Rebuilding Shattered Worlds: Creating Community by Voicing the Past
- Cover
- Author: Andrea L. Smith and Anna Eisenstein
- Language: English
- Series: Anthropology of Contemporary North America
- Subject: Anthropology
- Genre: Non-fiction
- Publisher: University of Nebraska Press
- Publication date: October 2016
- Publication place: United States
- Media type: Paperback
- Pages: 190
- ISBN: 978-0-8032-9058-7
- Followed by: Memory Wars: Settlers and Natives Remember Washington's Sullivan Expedition of 1779

= Rebuilding Shattered Worlds: Creating Community by Voicing the Past =

2016 book by Andrea L. Smith and Anna Eisenstein

Rebuilding Shattered Worlds: Creating Community by Voicing the Past is a 2016 book by Andrea L. Smith and Anna Eisenstein, published by the University of Nebraska Press and is part of its Anthropology of Contemporary North America Series.

== Summary ==
The book examines the lasting impact of the destruction of Syrian Town, a diverse neighborhood in Easton, Pennsylvania, due to urban renewal projects. The book is based on six years of ethnographic research and focuses on how elderly former residents use language and memory to connect with their lost community. It delves into themes of blight, race, and the significance of place, emphasizing the interplay of linguistic and material remnants in the process of remembering. The authors employ methods from linguistic anthropology and material studies to explore how expressions of "pastness" help maintain a sense of identity and continuity. The book highlights the role of collective memory in sustaining community ties despite physical dislocation.

== Critical reception ==
In his review, Michael Silverstein presented a critical and analytical perspective on the ethnographic project undertaken in the book. Silverstein acknowledged the authors' innovative approach to memory ethnography, which departs from traditional studies of public monuments and ritual commemorations to focus on the aggregated historical consciousness of individuals affected by urban renewal in Easton, Pennsylvania. He appreciated the methodological rigor and the narrative depth that bring the dispersed memories of Easton's "Syrian Town" into a collective biography, capturing the socio-economic and cultural fabric of the neighborhood before its destruction. Silverstein highlighted the book's exploration of narrative diversity and temporal heteroglossia, and appreciated how memorabilia and personal testimonies recover the subjective experiences of former residents. Silverstein recognized the book's contribution to understanding the impacts of urban renewal on marginalized communities and its potential to influence political consciousness through ethnographic storytelling.

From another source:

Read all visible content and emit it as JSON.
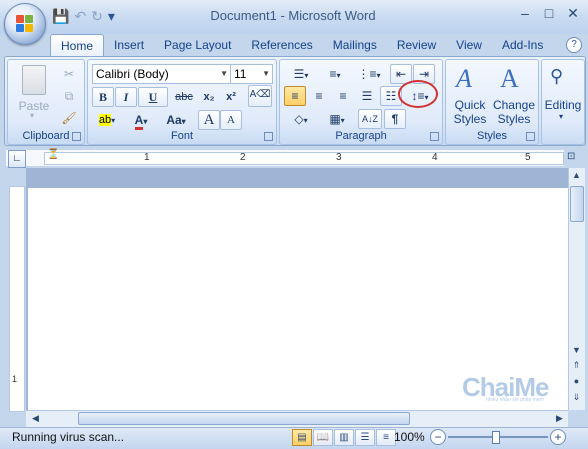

Michael Strong acknowledged the thoroughness of the ethnographic research methods employed, which included extensive fieldwork and innovative engagement through a community anthropology course. He critiqued the book for its inadequate geographical description of Syrian Town, despite the importance placed on place knowledge for effective communication. Strong pointed out missed opportunities for deeper geographic insights, which could have enhanced the text's impact on readers, particularly geographers. He also noted that while the book provides valuable perspectives on place and language, it falls short in clearly connecting nostalgia and memory to political action in the context of urban renewal, leaving potential public policy implications under-explored.

Anthropologist Alex Ruuska from Northern Michigan University emphasized the ethnographic approach taken by the authors, who conducted a six-year study to gather and interpret the dispersed memories of Easton's historically integrated interethnic neighborhood, Syrian Town. Ruuska commended the detailed narrative diversity and the critical analysis of themes such as place loss, the language of blight, and nostalgia as a driving force for change. The review also touched upon broader theoretical concerns, such as Saskia Sassen's concept of the "logic of expulsion," and how the spatial privileging of a few leads to widespread social and economic exclusion. Ruuska said that Smith and Eisenstein effectively argued for the resilience of social memory and community practices despite top-down regulations, using Easton's gentrified neighborhood as a case study.